On the plaza are upmarket spots such as luxury bath-and-body emporium La Farmacista (155 Plaza at Center, 707-473-0382, www.healdsburgfarmacista.com), run by a fourth-generation Healdsburgian; and Rainsong Shoes (117 Plaza at Center, 707-433-8058, www.rainsongshoes.com), with a great collection of shoes and boots from brands like Cydwoq, Tsubo, and Pikolinos. You'll also find chic giftables and kitchen-and-home accessories at the Hotel Healdsburg's in-house Lime Stone (315 Healdsburg at Matheson, 707-433-3080, www.limestonehealdsburg.com), owned by famed chef Charlie Palmer and his wife, Lisa. Venturing just a bit off the plaza yields fun finds like The Red Paprika (377 Healdsburg at Plaza, 433-6087, www.theredpaprika.com), a Hungarian gourmet import shop that carries German mustards and Swiss chocolates in addition to its wide array of goulash spice pastes.
Arts and Culture
Brush up on local history at the Healdsburg Museum (221 Matheson at East, 707-431-3325, www.healdsburgmuseum.org) or check out Hotel Healdsburg's onsite Hand Fan Museum (327A Healdsburg at Matheson, 707-431-2500, www.handfanmuseum.com), which cares for a collection of more than 3,000 items. When the hotel opens its new green property, h2, this summer, the museum will move into bigger digs.
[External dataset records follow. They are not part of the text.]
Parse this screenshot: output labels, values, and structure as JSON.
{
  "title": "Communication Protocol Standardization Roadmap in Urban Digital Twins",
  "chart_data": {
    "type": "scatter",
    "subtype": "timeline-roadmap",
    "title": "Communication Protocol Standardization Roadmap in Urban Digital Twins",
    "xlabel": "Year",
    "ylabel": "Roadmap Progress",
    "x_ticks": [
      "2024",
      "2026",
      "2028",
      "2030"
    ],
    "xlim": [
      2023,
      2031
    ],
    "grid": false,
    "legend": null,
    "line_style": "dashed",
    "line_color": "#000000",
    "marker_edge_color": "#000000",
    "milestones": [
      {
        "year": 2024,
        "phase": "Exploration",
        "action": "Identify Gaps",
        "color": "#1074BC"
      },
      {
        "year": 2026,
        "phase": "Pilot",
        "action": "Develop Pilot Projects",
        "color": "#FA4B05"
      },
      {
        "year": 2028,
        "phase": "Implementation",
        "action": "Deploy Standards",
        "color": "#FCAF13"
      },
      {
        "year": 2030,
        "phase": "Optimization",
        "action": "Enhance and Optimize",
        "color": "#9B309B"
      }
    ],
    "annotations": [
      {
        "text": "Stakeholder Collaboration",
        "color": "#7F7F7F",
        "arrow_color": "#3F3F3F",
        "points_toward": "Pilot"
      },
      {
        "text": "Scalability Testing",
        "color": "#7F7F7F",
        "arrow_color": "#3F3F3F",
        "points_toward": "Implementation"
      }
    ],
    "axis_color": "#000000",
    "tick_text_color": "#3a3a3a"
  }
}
The village is home to several galleries, including the quirky-cool id: art. design. (126 Plaza at Center, 707-473-0200), where visitors are invited to peck out messages on vintage typewriters and scribble thoughts on chalkboards. You can also catch summer productions at the historic Raven Performing Arts Theater (115 North at Center, 707-433-6335, www.raventheater.org), or a "Hollywood and Wine" screening at the nearby Raven Film Center (415 Center at North, 707-522-0330, www.northbaymovies.com/raven.html), where cinephiles over the age of 21 can imbibe during the movie from the comfort of a high-backed leather armchair.